AS EXPRESSÕES/DENOMINAÇÕES DO TÍTULO

Têm sido usadas como sinônimas, certamente pela insatisfação em relação ao termo consagrado. Segundo nossa impressão, porém, ou não trouxeram contribuição, ou serviram para complicar ainda mais o problema. O termo “PSÍQUICA” implica uma redundância gritante. Existiria algum fenômeno, em nossa mente (e até no nosso cérebro), que não tenha alguma relação com o que se denominou “psiquismo”? Dessa forma, se tudo é (também, mas não exclusivamente) psíquico, aplicar a palavra PSÍQUICO/A, para alguma qualificação, não acrescenta absolutamente nada. Afinal, todas as alucinações são psíquicas. Poderíamos falar também em: ilusões psiquícas, pareidolias psíquicas e assim quase ao infinito.

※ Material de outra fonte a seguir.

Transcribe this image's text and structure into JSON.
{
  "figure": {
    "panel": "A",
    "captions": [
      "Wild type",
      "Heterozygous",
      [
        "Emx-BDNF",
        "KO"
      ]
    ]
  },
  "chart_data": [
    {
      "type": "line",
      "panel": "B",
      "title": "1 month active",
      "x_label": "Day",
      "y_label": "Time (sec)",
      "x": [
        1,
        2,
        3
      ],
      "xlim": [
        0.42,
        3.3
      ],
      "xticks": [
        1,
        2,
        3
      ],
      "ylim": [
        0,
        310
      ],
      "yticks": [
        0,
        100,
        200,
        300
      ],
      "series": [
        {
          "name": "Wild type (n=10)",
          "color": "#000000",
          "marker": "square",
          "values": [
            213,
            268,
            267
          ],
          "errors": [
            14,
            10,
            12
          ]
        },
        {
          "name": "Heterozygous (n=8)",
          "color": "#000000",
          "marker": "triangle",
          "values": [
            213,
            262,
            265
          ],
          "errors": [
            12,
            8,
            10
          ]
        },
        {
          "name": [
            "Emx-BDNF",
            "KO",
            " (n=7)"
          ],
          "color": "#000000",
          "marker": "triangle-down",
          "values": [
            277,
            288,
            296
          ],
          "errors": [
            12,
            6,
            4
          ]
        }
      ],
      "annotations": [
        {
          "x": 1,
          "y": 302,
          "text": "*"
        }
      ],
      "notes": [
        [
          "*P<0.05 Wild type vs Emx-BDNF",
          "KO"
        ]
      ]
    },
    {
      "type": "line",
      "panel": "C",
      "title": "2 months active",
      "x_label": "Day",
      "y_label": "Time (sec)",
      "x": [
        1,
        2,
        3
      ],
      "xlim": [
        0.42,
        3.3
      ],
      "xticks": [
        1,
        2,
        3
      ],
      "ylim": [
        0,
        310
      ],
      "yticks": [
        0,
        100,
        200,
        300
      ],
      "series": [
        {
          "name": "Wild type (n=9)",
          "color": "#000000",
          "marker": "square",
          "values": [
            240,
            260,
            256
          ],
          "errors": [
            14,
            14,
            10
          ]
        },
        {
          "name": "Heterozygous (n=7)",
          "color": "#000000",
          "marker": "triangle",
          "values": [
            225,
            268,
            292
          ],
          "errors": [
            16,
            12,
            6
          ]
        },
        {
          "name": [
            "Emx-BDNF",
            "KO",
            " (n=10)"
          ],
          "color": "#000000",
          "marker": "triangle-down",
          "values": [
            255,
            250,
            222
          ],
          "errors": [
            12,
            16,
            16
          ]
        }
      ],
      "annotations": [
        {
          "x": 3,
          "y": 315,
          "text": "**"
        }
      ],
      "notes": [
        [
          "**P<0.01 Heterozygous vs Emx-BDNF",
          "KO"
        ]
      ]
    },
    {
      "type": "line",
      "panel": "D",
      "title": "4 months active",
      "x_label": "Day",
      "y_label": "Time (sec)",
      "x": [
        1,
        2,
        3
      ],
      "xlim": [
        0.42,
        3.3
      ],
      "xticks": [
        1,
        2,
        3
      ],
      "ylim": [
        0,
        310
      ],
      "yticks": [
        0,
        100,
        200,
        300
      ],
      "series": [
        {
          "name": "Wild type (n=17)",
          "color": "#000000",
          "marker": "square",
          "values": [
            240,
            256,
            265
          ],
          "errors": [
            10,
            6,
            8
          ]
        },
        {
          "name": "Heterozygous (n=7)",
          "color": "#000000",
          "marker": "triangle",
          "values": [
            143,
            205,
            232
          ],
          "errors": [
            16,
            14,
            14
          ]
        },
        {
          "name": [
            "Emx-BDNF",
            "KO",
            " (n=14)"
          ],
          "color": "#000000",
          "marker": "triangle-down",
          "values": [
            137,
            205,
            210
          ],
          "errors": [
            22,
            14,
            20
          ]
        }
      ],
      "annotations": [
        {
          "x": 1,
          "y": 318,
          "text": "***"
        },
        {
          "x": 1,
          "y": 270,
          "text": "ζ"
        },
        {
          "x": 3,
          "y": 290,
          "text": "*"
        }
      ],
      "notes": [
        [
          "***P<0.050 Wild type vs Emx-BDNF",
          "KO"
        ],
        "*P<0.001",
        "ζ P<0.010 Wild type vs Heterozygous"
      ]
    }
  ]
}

Pode ser que Baillarger tenha pensado em “psíquico” como relacionado ao pensamento ou à razão, na medida em que elas se prenderiam por demais à sugestionabilidade, mas essa restrição de significado ao termo não deve ser aceita. A única possibilidade de se atribuir algum sentido àquela denominação seria através do uso original (e grego) do termo: ligado à ALMA. Nesse caso, entretanto, sairíamos do nosso campo de investigação.

O uso de “APERCEPTIVA” (Kahlbaum) na outra expressão não deixa de ter o seu interesse, pois transfere o problema para a esfera onde ele se dá: atribuição de novos significados a possíveis conteúdos mentais e estímulos sensoriais. É bom não esquecer dos 3 momentos da tomada de contato com o mundo exterior (ou com o próprio organismo): SENSAÇÃO, PERCEPÇÃO e APERCEPÇÃO. Quando, entretanto, o autor chama o fenômeno de ALUCINAÇÃO, perde completamente critérios absolutamente essenciais para assim chamar uma falsa percepção qualquer. Dessa forma, e apesar de induzir algumas incompreensões—especialmente sua aproximação com as alucinações—o termo original, PSEUDO-ALUCINAÇÃO, é ainda o melhor.

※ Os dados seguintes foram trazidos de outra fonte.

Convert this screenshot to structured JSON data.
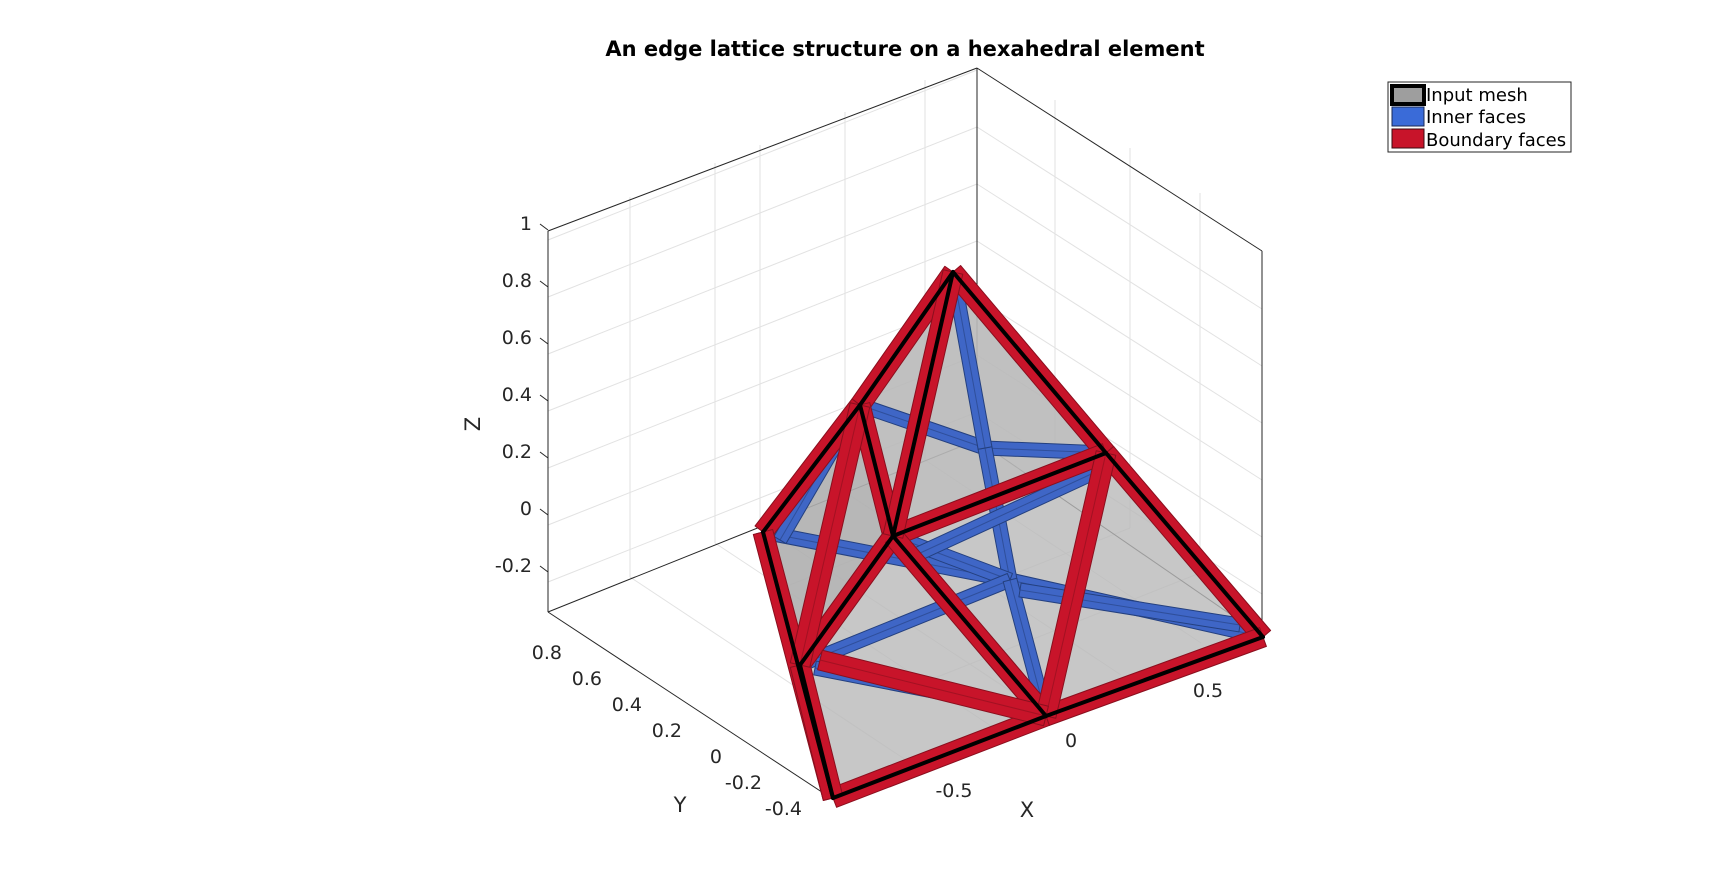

Quando refletimos sobre o tema, lembramo-nos do “demônio” de Sócrates que somente se fazia “ouvir” em momentos extremos e sempre com a ordem de impedimento à realização de um ato qualquer. Por isso, gostamos muito de pensar mais em variações extremas do normal (para muitos desses fenômenos) do que em sintomas propriamente ditos. Quem sabe há estados extremos de excitação capazes de induzir uma espécie de “shunt elétrico” (ou um curto circuito) entre vias aperceptivas e sensoriais? Nesse sentido, um estado mental (de ameaça, por exemplo) em pessoas mais sugestionáveis, promoveria uma apercepção como que proveniente do meio, a qual, por sua vez, “produziria” (nesse mesmo meio) os estímulos necessários. Melhor ainda, talvez seja o estudo do efeito da privação de contato social em pessoas isoladas por muito tempo. Elas simplesmente começam a se comunicar com seres imaginários. Que esses fenômenos se prendem mais a um estado geral da mente do que a um distúrbio especificamente da senso-percepção é o que sugere uma afirmação do próprio Kandinsky: quando as pseudo-aluniações empalidecem (perdem sua vivacidade e brilho), fazem-no todas ao mesmo tempo.

Que enorme capacidade temos para REPRESENTAR! Por que essa propriedade tem sido relegada a um papel tão sem importância através dos tempos?